Do final do século XIX em diante se fizeram edições mais criteriosas, apoiadas nos trabalhos de Wilhelm Storck, Carolina Michaëlis, Agostinho de Campos, Costa Pimpão, José Maria Rodrigues, Afonso Lopes Vieira e Hernâni Cidade. Mais recentemente, pesquisadores como Jorge de Sena, Eugênio de Andrade e Emanuel Pereira Filho fixaram o extraordinário legado camoniano nos seguintes termos: Os lusíadas, 211 sonetos, 142 redondilhas, 15 canções, 13 odes, nove éclogas, cinco oitavas, quatro cartas e três autos (além dos mencionados, El-rei Seleuco).
Poesia épica
Camões é sobretudo síntese de uma época e de um povo, do espírito humanista -- com seus vastos conhecimentos, sua filosofia, sua ética -- somado à realização histórica e política da expansão marítima portuguesa. Testemunha viva e transformadora, cruzou os mares, se engajou pessoalmente nessa expansão e, imbuído daquele espírito, fez dela um monumento de arte literária. Nesse sentido, em dimensão assim tão integrada e completa, é caso único na história da poesia e é, mais do que tudo, o autor de Os lusíadas.
O poema divide-se em dez cantos de oitava rima, estância de oito versos decassílabos. O motivo central é a viagem de Vasco da Gama em busca do caminho para as Índias pelo Ocidente. Em torno desse fio condutor se fazem retrospectos e projeções da história de Portugal, entretecendo-se os personagens ou façanhas lusíadas e os seres ou feitos mitológicos, a ajuda dos deuses.
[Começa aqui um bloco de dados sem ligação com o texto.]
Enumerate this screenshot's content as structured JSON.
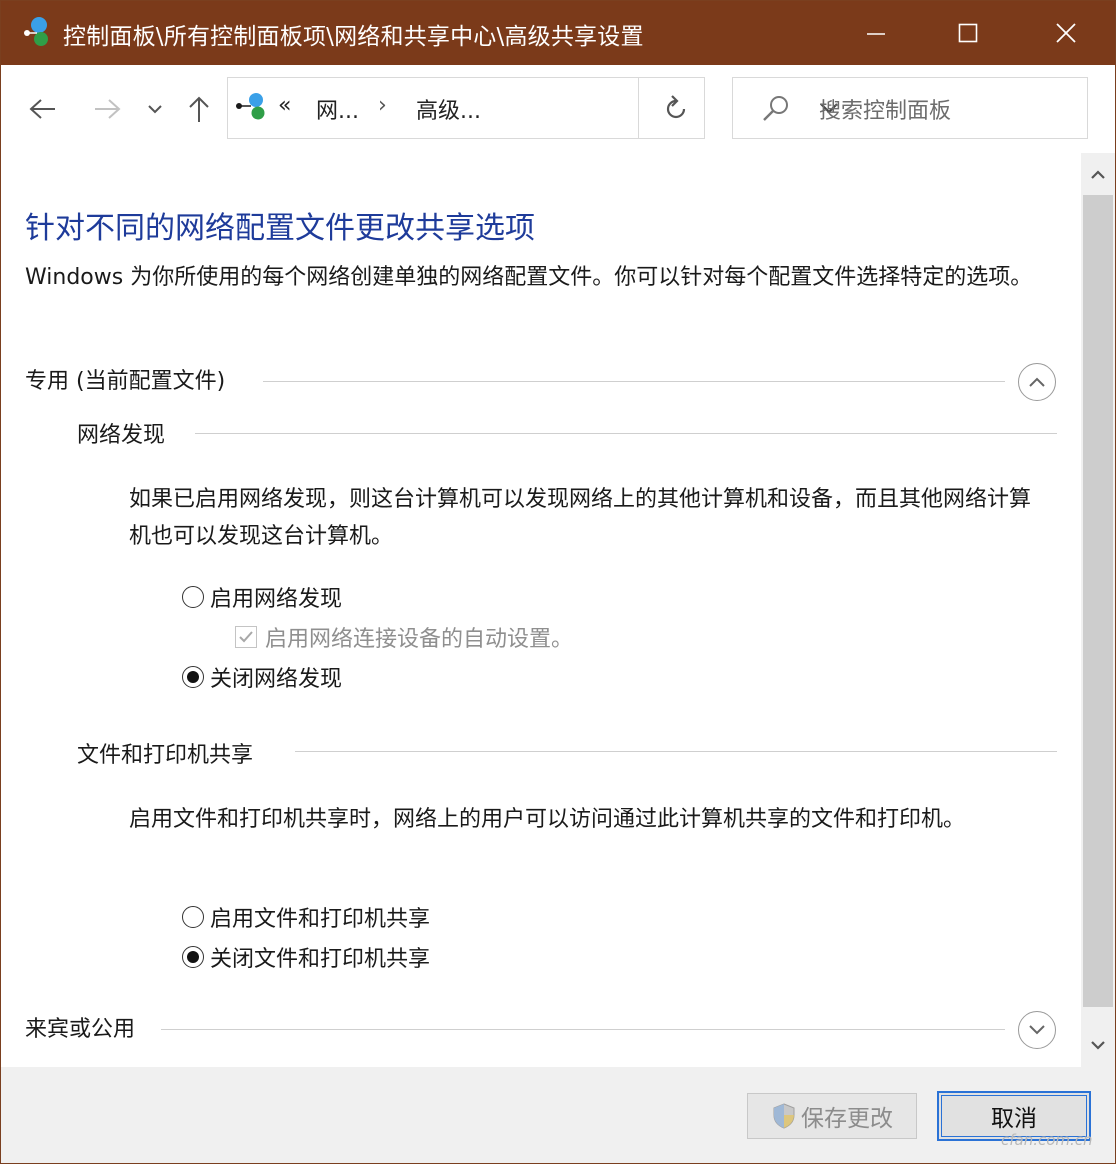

Desse modo figuras efetivamente históricas como Nuno Álvares Pereira ou Inês de Castro se tornam também mitos e heróis do mesmo Olimpo de celebração. A mescla de ideais e símbolos cristãos com a mitologia greco-romana, que a alguns causou estranheza, é inerente à posição de Camões como renascentista e aos padrões estéticos correspondentes. Ainda assim ele a transcende inteiramente, com o domínio de todos os ritmos, gêneros e técnicas que conheceu, com a vasta riqueza de suas imagens, sua sensualidade audaciosa e que impregna tantos versos, ou a agudeza de uma reflexão que vai ao fundo dos seres e das coisas, e abrange todas as contradições da condição humana.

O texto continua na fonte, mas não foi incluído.